2. The demand is made on 3 counts.
3. The assessee were supplying certain goods the GSFC under contract. The buyers later reduced unit value of the goods with retrospective effect. Therefore, the total income was reduced. The burden of duty however, remained at the earlier higher price. For clearances made in October, 1992, the assessee took Suo motu credit of Rs. 2,13,361.80 reflecting the excess duty paid. This credit was denied on the ground that the assessee could not take such credit on their own. The principle of undue unjust enrichment was also invoked.

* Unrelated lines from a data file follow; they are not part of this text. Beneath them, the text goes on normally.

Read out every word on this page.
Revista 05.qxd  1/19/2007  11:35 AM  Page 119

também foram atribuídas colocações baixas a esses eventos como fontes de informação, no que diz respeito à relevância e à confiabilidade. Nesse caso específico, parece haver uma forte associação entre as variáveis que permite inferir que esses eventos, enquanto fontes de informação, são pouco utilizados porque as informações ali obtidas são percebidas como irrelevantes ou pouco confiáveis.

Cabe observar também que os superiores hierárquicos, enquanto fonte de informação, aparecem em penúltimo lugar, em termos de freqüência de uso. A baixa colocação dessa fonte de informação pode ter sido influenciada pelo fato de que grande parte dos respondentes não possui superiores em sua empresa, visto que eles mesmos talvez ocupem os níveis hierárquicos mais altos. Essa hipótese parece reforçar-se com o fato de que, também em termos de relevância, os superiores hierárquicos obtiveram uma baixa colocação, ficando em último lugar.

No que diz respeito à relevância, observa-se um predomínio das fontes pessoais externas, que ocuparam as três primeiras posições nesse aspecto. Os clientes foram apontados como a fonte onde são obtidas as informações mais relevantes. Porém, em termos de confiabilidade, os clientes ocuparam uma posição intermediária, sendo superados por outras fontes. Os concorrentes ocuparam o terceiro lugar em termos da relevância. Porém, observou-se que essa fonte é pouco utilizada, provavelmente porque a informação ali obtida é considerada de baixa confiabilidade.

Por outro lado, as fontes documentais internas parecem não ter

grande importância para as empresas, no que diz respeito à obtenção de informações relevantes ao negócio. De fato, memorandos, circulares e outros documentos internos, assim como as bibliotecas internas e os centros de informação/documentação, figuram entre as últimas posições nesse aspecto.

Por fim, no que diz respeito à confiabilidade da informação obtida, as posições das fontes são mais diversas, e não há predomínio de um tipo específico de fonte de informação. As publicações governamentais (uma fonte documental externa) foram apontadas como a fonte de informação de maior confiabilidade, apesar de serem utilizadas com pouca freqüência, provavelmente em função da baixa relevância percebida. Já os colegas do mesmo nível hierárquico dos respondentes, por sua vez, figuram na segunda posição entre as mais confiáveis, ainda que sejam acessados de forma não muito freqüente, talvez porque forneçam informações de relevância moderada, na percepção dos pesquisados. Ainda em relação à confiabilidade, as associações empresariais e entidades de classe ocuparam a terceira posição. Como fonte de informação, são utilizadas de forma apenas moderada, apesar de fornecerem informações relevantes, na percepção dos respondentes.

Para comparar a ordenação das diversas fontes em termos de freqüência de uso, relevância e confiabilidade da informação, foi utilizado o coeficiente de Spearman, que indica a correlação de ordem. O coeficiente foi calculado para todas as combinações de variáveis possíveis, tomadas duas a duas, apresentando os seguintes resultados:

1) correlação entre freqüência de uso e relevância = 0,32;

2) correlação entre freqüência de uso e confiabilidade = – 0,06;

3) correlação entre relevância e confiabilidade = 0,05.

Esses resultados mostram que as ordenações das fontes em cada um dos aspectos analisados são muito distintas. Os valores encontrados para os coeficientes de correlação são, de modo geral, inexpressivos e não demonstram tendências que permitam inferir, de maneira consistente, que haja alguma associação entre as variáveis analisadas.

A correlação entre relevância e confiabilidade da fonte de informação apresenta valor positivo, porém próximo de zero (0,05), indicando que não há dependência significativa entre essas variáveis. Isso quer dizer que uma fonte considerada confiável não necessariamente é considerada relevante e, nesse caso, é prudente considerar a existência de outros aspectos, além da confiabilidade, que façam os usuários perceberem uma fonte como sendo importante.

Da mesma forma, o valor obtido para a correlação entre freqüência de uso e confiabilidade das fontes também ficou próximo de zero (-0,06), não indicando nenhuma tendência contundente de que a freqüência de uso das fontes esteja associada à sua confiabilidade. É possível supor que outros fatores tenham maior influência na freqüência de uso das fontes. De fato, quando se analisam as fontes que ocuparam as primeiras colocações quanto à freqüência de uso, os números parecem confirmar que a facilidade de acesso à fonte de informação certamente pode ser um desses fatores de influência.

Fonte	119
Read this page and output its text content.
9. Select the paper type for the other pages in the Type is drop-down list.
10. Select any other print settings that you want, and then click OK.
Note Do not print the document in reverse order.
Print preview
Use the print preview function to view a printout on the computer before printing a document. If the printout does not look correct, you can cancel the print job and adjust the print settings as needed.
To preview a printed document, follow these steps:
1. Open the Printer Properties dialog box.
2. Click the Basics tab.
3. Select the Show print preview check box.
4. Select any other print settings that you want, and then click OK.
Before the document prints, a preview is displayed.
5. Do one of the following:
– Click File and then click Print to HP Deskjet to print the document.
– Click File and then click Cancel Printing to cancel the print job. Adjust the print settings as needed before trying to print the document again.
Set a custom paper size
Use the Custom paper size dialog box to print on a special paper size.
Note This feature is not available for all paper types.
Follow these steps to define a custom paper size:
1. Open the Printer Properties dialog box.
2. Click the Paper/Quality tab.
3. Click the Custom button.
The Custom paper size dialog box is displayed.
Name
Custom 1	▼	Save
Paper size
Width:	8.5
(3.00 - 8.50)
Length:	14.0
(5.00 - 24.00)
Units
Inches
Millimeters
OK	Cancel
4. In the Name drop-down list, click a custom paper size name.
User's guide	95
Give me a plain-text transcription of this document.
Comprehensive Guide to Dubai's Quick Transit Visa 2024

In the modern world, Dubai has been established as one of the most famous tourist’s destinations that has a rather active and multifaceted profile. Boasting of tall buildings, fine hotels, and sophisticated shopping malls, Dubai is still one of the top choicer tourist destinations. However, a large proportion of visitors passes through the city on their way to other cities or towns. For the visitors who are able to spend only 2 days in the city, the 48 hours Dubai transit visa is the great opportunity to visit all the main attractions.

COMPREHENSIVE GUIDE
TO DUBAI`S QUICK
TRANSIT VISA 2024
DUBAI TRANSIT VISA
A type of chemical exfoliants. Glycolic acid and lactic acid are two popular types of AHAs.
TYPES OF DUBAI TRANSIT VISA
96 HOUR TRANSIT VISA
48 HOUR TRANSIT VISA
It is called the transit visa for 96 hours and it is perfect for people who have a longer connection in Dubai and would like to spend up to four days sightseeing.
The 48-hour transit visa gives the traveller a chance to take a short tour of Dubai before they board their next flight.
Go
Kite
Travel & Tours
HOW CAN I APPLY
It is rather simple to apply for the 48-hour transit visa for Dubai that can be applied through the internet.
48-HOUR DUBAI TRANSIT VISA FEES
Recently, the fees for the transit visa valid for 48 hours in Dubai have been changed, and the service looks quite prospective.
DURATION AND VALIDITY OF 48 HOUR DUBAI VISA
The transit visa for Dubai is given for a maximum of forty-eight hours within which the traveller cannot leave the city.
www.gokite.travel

4. I find that where the assessee realised that excess duty had been wrongly paid by them, the legal method was to seek refund from the department. The department thereafter would examine the validity of the claim and then either great or deny the claim. The assessee on his own cannot take the refund unless the department is satisfied that it was their due. While upholding the reversion of this amount, I direct the jurisdictional officers to treat the letter of intimation dated 5-11-1992 as a refund claim and process it as per law. ,,
5. The second count of duty of Rs. 3,43,164.60 is on the ground that credit could not be taken of the duty paid of the goods, which goods were eligible for clearance without payment of duty. I find that in a number of judgments, the Tribunal has held that exemption could be forced upon the assessee and that he is competent to pay duty even the face of an exemption notification [2001 (135) E.L.T. 1392 (Tri-Mumbai)]. The impugned orders on this ground are set aside. Appropriate relief is granted.
6. The third count of Rs. 31,768.98 is on the ground that this credit was taken under Rule 57H when the permission of the appropriate authority officer was not taken. Counsel cited the rule as it existed at the material time which did not specify the condition of prior permission but required a declaration to be made. This rule has been interpreted in this manner in the Tribunal judgment printed in 1993 (44) ECR 215 (Tribunal). The credit taken was admissible and is allowed.
7. The appeal is allowed, in these terms.